Por sua vez, o Supremo Tribunal Federal já decidiu que “Cobrança excessiva, mas de boa-fé, não dá direito às sanções do art. 1.531 do Código Civil” (Súmula 159).

Se a empresa agiu com boa ou má-fé, se a multa que cobrou é efetivamente indevida, se os juros cobrados são realmente maiores do que os devidos, se aplicável em uma ou outra hipótese a punição do art. 1.531, é difícil dizer. O que as empresas têm dificuldade de compreender é que decisões de tal importância fiquem nas mãos de pessoas leigas, que não raro se julgam superiores e se comportam como únicas possuidoras da verdade, impondo soluções que ferem o senso de justiça e de eqüidade. Não entendem, os representantes das imobiliárias, construtoras e escolas, que por terem cobrado discutível multa de 10% sejam obrigados a pagar multa de 100% (cem por cento) sobre valores que receberam além da inexpressiva multa de 2% (dois por cento) prevista na atual lei. Não as consola ouvir dizer que o art. 1.531 do Código Civil não foi revogado e que se trata de circunstâncias nem que poderão recorrer ao Judiciário, caminho que lhes parece longo e onerosos.

EXPOSIÇÃO AO RIDÍCULO

Diz o Código de Defesa do Consumidor que “na cobrança de débitos, o consumidor inadimplente não será exposto a ridículo, nem será submetido a qualquer tipo de constrangimento ou ameaça” (Lei 8.078/90, art. 41). Nobre e avançada a intenção do legislador. Assim dispondo, acabou com as listas de “devedores relapsos” que eram divulgadas em ambientes de circulação de pessoas e até pela imprensa, em editais.

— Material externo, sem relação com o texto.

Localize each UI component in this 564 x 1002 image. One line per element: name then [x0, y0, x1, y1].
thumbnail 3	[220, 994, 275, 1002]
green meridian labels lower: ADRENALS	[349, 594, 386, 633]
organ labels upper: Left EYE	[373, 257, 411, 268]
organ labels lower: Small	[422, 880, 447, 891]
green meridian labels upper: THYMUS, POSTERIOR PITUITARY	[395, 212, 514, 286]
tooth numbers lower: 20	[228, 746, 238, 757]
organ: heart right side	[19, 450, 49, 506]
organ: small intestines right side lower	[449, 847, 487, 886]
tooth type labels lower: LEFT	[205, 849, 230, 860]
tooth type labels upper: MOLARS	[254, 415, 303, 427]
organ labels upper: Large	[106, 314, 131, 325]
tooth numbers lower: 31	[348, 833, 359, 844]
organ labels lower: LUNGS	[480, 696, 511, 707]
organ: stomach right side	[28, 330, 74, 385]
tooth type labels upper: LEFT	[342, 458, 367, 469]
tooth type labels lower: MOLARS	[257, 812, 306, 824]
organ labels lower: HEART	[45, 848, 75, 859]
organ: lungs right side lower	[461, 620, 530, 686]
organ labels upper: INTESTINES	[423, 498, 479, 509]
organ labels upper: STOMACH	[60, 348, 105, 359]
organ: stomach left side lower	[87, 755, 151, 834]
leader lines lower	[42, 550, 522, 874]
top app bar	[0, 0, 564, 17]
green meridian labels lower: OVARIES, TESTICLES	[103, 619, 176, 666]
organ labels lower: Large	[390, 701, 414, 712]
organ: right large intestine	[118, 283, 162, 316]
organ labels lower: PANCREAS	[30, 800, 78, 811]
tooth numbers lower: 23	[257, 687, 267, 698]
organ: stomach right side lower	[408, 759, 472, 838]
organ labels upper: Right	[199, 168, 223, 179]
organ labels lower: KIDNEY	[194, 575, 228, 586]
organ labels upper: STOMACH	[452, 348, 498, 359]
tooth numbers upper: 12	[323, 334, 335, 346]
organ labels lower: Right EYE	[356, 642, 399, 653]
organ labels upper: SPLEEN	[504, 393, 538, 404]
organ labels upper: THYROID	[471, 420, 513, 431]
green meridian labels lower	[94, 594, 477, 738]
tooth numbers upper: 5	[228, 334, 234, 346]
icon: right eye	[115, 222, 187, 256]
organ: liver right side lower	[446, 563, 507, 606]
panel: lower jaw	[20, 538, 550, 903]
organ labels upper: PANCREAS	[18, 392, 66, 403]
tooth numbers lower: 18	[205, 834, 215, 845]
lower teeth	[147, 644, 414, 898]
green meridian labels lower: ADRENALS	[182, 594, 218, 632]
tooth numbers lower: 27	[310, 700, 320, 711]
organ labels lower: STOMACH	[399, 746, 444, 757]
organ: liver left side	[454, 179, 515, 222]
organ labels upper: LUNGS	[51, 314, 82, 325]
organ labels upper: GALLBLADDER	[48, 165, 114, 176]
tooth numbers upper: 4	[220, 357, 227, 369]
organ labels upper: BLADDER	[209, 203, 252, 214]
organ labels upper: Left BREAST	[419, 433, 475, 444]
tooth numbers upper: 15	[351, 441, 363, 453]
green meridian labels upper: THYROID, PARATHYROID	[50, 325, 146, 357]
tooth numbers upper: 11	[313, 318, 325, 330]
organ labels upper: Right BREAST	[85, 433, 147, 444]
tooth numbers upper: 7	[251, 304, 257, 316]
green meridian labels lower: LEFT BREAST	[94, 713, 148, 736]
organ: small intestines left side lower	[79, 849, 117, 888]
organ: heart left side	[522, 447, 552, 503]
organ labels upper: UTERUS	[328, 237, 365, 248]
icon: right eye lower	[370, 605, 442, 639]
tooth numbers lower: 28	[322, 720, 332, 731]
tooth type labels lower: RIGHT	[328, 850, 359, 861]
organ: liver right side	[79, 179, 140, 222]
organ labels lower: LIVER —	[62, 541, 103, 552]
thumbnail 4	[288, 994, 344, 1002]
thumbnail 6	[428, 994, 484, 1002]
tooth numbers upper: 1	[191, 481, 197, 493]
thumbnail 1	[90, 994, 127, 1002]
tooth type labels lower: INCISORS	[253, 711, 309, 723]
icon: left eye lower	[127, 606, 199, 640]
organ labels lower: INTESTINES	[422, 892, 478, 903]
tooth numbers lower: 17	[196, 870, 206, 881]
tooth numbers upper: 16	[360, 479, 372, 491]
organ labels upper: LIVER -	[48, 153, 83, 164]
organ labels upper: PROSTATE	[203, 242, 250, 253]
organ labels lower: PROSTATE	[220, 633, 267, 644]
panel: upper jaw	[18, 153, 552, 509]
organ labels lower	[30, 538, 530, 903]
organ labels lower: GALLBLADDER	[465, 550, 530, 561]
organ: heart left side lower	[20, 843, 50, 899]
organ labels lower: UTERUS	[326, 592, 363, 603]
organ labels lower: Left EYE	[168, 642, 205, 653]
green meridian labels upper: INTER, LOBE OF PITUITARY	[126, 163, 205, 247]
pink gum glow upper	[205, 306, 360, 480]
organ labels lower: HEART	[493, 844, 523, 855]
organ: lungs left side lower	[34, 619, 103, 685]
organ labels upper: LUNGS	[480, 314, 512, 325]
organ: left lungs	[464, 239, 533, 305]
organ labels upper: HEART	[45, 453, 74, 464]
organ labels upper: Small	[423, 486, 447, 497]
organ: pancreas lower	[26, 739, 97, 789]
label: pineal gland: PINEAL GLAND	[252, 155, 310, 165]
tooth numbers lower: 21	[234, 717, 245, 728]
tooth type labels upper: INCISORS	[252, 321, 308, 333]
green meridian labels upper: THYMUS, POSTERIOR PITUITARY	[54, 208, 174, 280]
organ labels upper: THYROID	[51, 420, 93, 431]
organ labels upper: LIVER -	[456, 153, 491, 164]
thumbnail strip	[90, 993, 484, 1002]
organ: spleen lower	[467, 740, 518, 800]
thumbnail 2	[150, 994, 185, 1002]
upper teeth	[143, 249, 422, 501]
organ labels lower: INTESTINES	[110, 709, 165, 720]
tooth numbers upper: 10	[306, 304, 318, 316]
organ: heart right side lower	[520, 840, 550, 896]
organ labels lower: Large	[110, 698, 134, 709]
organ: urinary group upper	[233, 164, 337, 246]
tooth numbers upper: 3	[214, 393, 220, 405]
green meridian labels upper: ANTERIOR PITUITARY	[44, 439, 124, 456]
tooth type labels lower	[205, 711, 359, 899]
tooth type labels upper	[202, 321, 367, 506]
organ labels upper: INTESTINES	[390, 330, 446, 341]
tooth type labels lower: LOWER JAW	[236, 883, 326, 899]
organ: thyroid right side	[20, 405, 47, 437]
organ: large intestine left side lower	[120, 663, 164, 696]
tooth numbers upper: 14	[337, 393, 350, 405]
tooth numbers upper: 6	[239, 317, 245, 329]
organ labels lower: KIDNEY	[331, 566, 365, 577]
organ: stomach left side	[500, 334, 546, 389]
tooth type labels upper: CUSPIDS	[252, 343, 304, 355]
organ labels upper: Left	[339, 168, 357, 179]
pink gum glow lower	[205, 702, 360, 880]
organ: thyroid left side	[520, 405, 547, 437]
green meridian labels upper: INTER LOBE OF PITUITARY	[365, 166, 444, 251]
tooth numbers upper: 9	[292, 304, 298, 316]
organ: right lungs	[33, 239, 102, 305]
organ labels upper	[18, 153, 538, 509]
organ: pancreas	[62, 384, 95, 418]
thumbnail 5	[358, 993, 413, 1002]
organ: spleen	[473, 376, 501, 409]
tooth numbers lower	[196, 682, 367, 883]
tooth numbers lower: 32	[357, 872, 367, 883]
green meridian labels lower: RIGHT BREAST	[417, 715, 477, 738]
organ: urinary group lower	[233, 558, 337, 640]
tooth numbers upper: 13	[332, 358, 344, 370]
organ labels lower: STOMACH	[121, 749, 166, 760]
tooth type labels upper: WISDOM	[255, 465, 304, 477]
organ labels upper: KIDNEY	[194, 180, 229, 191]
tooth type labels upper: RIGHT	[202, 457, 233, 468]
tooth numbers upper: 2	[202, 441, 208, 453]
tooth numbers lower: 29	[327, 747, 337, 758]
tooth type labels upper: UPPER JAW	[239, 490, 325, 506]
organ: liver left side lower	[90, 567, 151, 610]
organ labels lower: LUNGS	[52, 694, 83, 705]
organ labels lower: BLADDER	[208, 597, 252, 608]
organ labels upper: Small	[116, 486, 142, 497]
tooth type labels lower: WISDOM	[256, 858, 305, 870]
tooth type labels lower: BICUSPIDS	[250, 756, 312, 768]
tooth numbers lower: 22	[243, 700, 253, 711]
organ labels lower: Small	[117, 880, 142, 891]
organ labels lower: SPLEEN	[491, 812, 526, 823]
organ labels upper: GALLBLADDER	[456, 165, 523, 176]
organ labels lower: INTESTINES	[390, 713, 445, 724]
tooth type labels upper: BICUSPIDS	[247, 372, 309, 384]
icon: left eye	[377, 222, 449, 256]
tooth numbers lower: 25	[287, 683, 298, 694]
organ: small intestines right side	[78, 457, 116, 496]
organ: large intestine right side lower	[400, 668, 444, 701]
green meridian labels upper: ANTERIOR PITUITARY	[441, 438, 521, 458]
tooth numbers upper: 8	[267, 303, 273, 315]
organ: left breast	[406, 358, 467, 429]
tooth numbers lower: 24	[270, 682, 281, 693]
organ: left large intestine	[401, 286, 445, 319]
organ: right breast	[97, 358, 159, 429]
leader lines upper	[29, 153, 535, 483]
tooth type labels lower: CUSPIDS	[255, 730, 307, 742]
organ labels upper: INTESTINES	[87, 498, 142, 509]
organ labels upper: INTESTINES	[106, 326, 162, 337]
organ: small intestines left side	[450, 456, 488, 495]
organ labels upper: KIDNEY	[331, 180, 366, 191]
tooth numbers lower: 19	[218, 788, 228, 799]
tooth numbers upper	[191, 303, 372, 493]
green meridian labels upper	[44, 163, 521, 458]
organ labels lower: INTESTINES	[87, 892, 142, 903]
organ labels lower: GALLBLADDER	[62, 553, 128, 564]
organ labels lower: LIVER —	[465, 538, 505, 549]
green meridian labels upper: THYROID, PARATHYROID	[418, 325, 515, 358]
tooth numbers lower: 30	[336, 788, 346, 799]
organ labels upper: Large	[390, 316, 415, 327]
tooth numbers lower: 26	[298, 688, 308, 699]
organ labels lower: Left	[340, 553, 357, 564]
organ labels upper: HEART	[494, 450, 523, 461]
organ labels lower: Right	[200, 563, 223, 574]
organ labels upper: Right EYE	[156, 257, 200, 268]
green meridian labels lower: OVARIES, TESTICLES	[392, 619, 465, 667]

O que as empresas que sofrem reclamações de consumidores também não entendem é que o CDC manda que “os órgãos públicos de defesa do consumidor manterão cadastros atualizados de reclamações fundamentadas contra fornecedores de produtos e serviços, devendo divulgá-los pública e anualmente” (art. 44), com a indicação de que a reclamação foi atendida ou não pelo fornecedor. Ou seja, as empresas são legalmente submetidas ao constrangimento de verem seus nomes publicados em jornais de grande circulação e no Diário Oficial como contraventoras (o que não corresponde necessariamente à verdade, por que fazem maus acordos por se sentirem ameaçadas pelos defensores do CDC, sem que estejam intimamente reconhecendo a procedência das reclamações), e submetidas a ridículo, o que constitui outra situação digna de Kafka e que merece ser revista pelas verdadeiras autoridades deste País.